Thousands of people gathered in the capital Pretoria and in other cities on Wednesday ahead of the report’s publication, demanding his resignation. Police fired water cannon to disperse protesters.

The protesters, supporters of the Economic Freedom Fighters (EFF) party, had gathered outside Mr Zuma’s main administrative offices in Pretoria.

Opposition groups are also rallying in South Africa’s other major cities.

The president has been dogged by corruption allegations for more than a decade, but has repeatedly denied any wrongdoing.

Ms Madonsela investigated allegations that he let the wealthy Gupta family wield undue influence in his government.

The Guptas were accused of trying to nominate cabinet ministers in exchange for business favours.

Both Mr Zuma and the Gupta family have denied the allegation.

Mr Zuma’s bid to block the report’s release was challenged by opposition parties, which are now demanding that he pays their legal costs.

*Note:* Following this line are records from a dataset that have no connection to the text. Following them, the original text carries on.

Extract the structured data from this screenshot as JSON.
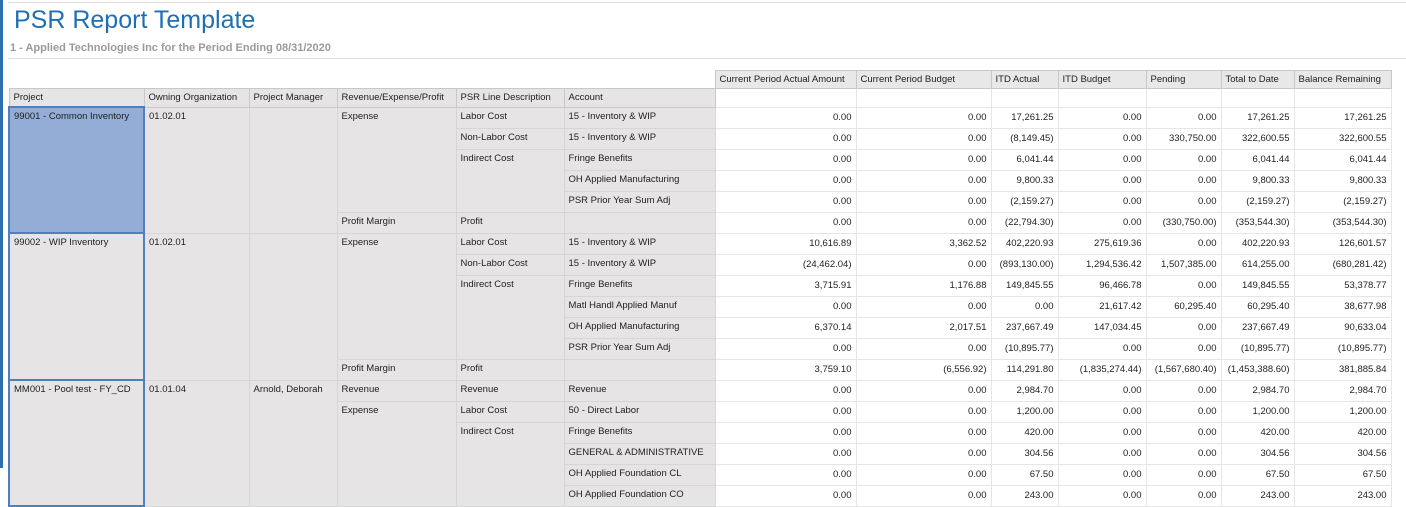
{
  "title": "PSR Report Template",
  "subtitle": "1 - Applied Technologies Inc for the Period Ending 08/31/2020",
  "colors": {
    "title": "#1f6fb2",
    "selected_cell": "#93add6",
    "selection_border": "#4f7fbf"
  },
  "left_headers": [
    "Project",
    "Owning Organization",
    "Project Manager",
    "Revenue/Expense/Profit",
    "PSR Line Description",
    "Account"
  ],
  "value_headers": [
    "Current Period Actual Amount",
    "Current Period Budget",
    "ITD Actual",
    "ITD Budget",
    "Pending",
    "Total to Date",
    "Balance Remaining"
  ],
  "projects": [
    {
      "project": "99001 - Common Inventory",
      "org": "01.02.01",
      "manager": "",
      "selected": true,
      "categories": [
        {
          "name": "Expense",
          "lines": [
            {
              "desc": "Labor Cost",
              "accounts": [
                {
                  "account": "15 - Inventory & WIP",
                  "values": [
                    "0.00",
                    "0.00",
                    "17,261.25",
                    "0.00",
                    "0.00",
                    "17,261.25",
                    "17,261.25"
                  ]
                }
              ]
            },
            {
              "desc": "Non-Labor Cost",
              "accounts": [
                {
                  "account": "15 - Inventory & WIP",
                  "values": [
                    "0.00",
                    "0.00",
                    "(8,149.45)",
                    "0.00",
                    "330,750.00",
                    "322,600.55",
                    "322,600.55"
                  ]
                }
              ]
            },
            {
              "desc": "Indirect Cost",
              "accounts": [
                {
                  "account": "Fringe Benefits",
                  "values": [
                    "0.00",
                    "0.00",
                    "6,041.44",
                    "0.00",
                    "0.00",
                    "6,041.44",
                    "6,041.44"
                  ]
                },
                {
                  "account": "OH Applied Manufacturing",
                  "values": [
                    "0.00",
                    "0.00",
                    "9,800.33",
                    "0.00",
                    "0.00",
                    "9,800.33",
                    "9,800.33"
                  ]
                },
                {
                  "account": "PSR Prior Year Sum Adj",
                  "values": [
                    "0.00",
                    "0.00",
                    "(2,159.27)",
                    "0.00",
                    "0.00",
                    "(2,159.27)",
                    "(2,159.27)"
                  ]
                }
              ]
            }
          ]
        },
        {
          "name": "Profit Margin",
          "lines": [
            {
              "desc": "Profit",
              "accounts": [
                {
                  "account": "",
                  "values": [
                    "0.00",
                    "0.00",
                    "(22,794.30)",
                    "0.00",
                    "(330,750.00)",
                    "(353,544.30)",
                    "(353,544.30)"
                  ]
                }
              ]
            }
          ]
        }
      ]
    },
    {
      "project": "99002 - WIP Inventory",
      "org": "01.02.01",
      "manager": "",
      "selected": false,
      "categories": [
        {
          "name": "Expense",
          "lines": [
            {
              "desc": "Labor Cost",
              "accounts": [
                {
                  "account": "15 - Inventory & WIP",
                  "values": [
                    "10,616.89",
                    "3,362.52",
                    "402,220.93",
                    "275,619.36",
                    "0.00",
                    "402,220.93",
                    "126,601.57"
                  ]
                }
              ]
            },
            {
              "desc": "Non-Labor Cost",
              "accounts": [
                {
                  "account": "15 - Inventory & WIP",
                  "values": [
                    "(24,462.04)",
                    "0.00",
                    "(893,130.00)",
                    "1,294,536.42",
                    "1,507,385.00",
                    "614,255.00",
                    "(680,281.42)"
                  ]
                }
              ]
            },
            {
              "desc": "Indirect Cost",
              "accounts": [
                {
                  "account": "Fringe Benefits",
                  "values": [
                    "3,715.91",
                    "1,176.88",
                    "149,845.55",
                    "96,466.78",
                    "0.00",
                    "149,845.55",
                    "53,378.77"
                  ]
                },
                {
                  "account": "Matl Handl Applied Manuf",
                  "values": [
                    "0.00",
                    "0.00",
                    "0.00",
                    "21,617.42",
                    "60,295.40",
                    "60,295.40",
                    "38,677.98"
                  ]
                },
                {
                  "account": "OH Applied Manufacturing",
                  "values": [
                    "6,370.14",
                    "2,017.51",
                    "237,667.49",
                    "147,034.45",
                    "0.00",
                    "237,667.49",
                    "90,633.04"
                  ]
                },
                {
                  "account": "PSR Prior Year Sum Adj",
                  "values": [
                    "0.00",
                    "0.00",
                    "(10,895.77)",
                    "0.00",
                    "0.00",
                    "(10,895.77)",
                    "(10,895.77)"
                  ]
                }
              ]
            }
          ]
        },
        {
          "name": "Profit Margin",
          "lines": [
            {
              "desc": "Profit",
              "accounts": [
                {
                  "account": "",
                  "values": [
                    "3,759.10",
                    "(6,556.92)",
                    "114,291.80",
                    "(1,835,274.44)",
                    "(1,567,680.40)",
                    "(1,453,388.60)",
                    "381,885.84"
                  ]
                }
              ]
            }
          ]
        }
      ]
    },
    {
      "project": "MM001 - Pool test - FY_CD",
      "org": "01.01.04",
      "manager": "Arnold, Deborah",
      "selected": false,
      "categories": [
        {
          "name": "Revenue",
          "lines": [
            {
              "desc": "Revenue",
              "accounts": [
                {
                  "account": "Revenue",
                  "values": [
                    "0.00",
                    "0.00",
                    "2,984.70",
                    "0.00",
                    "0.00",
                    "2,984.70",
                    "2,984.70"
                  ]
                }
              ]
            }
          ]
        },
        {
          "name": "Expense",
          "lines": [
            {
              "desc": "Labor Cost",
              "accounts": [
                {
                  "account": "50 - Direct Labor",
                  "values": [
                    "0.00",
                    "0.00",
                    "1,200.00",
                    "0.00",
                    "0.00",
                    "1,200.00",
                    "1,200.00"
                  ]
                }
              ]
            },
            {
              "desc": "Indirect Cost",
              "accounts": [
                {
                  "account": "Fringe Benefits",
                  "values": [
                    "0.00",
                    "0.00",
                    "420.00",
                    "0.00",
                    "0.00",
                    "420.00",
                    "420.00"
                  ]
                },
                {
                  "account": "GENERAL & ADMINISTRATIVE",
                  "values": [
                    "0.00",
                    "0.00",
                    "304.56",
                    "0.00",
                    "0.00",
                    "304.56",
                    "304.56"
                  ]
                },
                {
                  "account": "OH Applied Foundation CL",
                  "values": [
                    "0.00",
                    "0.00",
                    "67.50",
                    "0.00",
                    "0.00",
                    "67.50",
                    "67.50"
                  ]
                },
                {
                  "account": "OH Applied Foundation CO",
                  "values": [
                    "0.00",
                    "0.00",
                    "243.00",
                    "0.00",
                    "0.00",
                    "243.00",
                    "243.00"
                  ]
                }
              ]
            }
          ]
        }
      ]
    }
  ]
}
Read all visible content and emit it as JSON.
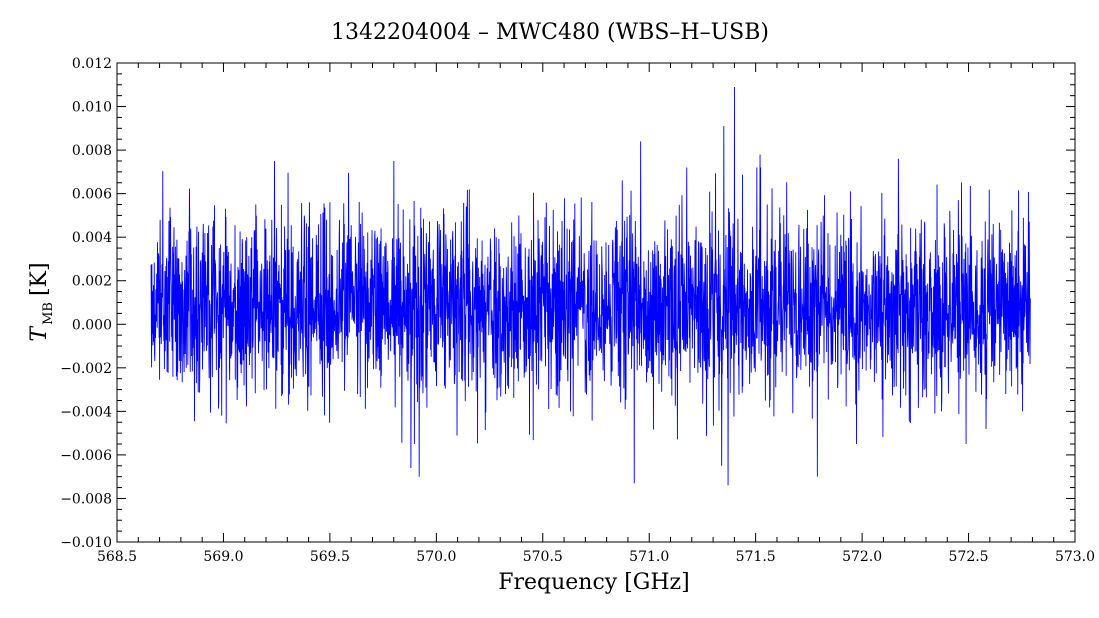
{
  "chart_data": {
    "type": "line",
    "title": "1342204004 – MWC480 (WBS–H–USB)",
    "xlabel": "Frequency [GHz]",
    "ylabel_main": "T",
    "ylabel_sub": "MB",
    "ylabel_unit": "[K]",
    "xlim": [
      568.5,
      573.0
    ],
    "ylim": [
      -0.01,
      0.012
    ],
    "x_ticks": [
      "568.5",
      "569.0",
      "569.5",
      "570.0",
      "570.5",
      "571.0",
      "571.5",
      "572.0",
      "572.5",
      "573.0"
    ],
    "y_ticks": [
      "−0.010",
      "−0.008",
      "−0.006",
      "−0.004",
      "−0.002",
      "0.000",
      "0.002",
      "0.004",
      "0.006",
      "0.008",
      "0.010",
      "0.012"
    ],
    "x_tick_values": [
      568.5,
      569.0,
      569.5,
      570.0,
      570.5,
      571.0,
      571.5,
      572.0,
      572.5,
      573.0
    ],
    "y_tick_values": [
      -0.01,
      -0.008,
      -0.006,
      -0.004,
      -0.002,
      0.0,
      0.002,
      0.004,
      0.006,
      0.008,
      0.01,
      0.012
    ],
    "grid": false,
    "line_color": "#0000ff",
    "series": [
      {
        "x_start": 568.66,
        "x_end": 572.79,
        "noise_rms": 0.0021,
        "baseline": 0.0008,
        "spikes": [
          {
            "x": 571.4,
            "y": 0.0109
          },
          {
            "x": 571.35,
            "y": 0.0091
          },
          {
            "x": 570.96,
            "y": 0.0084
          },
          {
            "x": 571.52,
            "y": 0.0078
          },
          {
            "x": 571.37,
            "y": -0.0074
          },
          {
            "x": 570.93,
            "y": -0.0073
          },
          {
            "x": 571.79,
            "y": -0.007
          },
          {
            "x": 569.92,
            "y": -0.007
          },
          {
            "x": 569.88,
            "y": -0.0066
          },
          {
            "x": 571.34,
            "y": -0.0065
          },
          {
            "x": 569.24,
            "y": 0.0075
          },
          {
            "x": 569.8,
            "y": 0.0075
          },
          {
            "x": 572.17,
            "y": 0.0076
          }
        ]
      }
    ]
  }
}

Thousands of opposition supporters have been rallying in Pretoria, shouting “Zuma must fall”.

Democratic Alliance (DA) leader Musi Maimane said state coffers were being “plundered” by “crooks”, but the “good guys” were winning in the battle to safeguard the democracy which emerged in South Africa at the end of minority rule in 1994.

“This is about letting Zuma, the Guptas and all their useful idiots know that their days are numbered,” Mr Maimane said.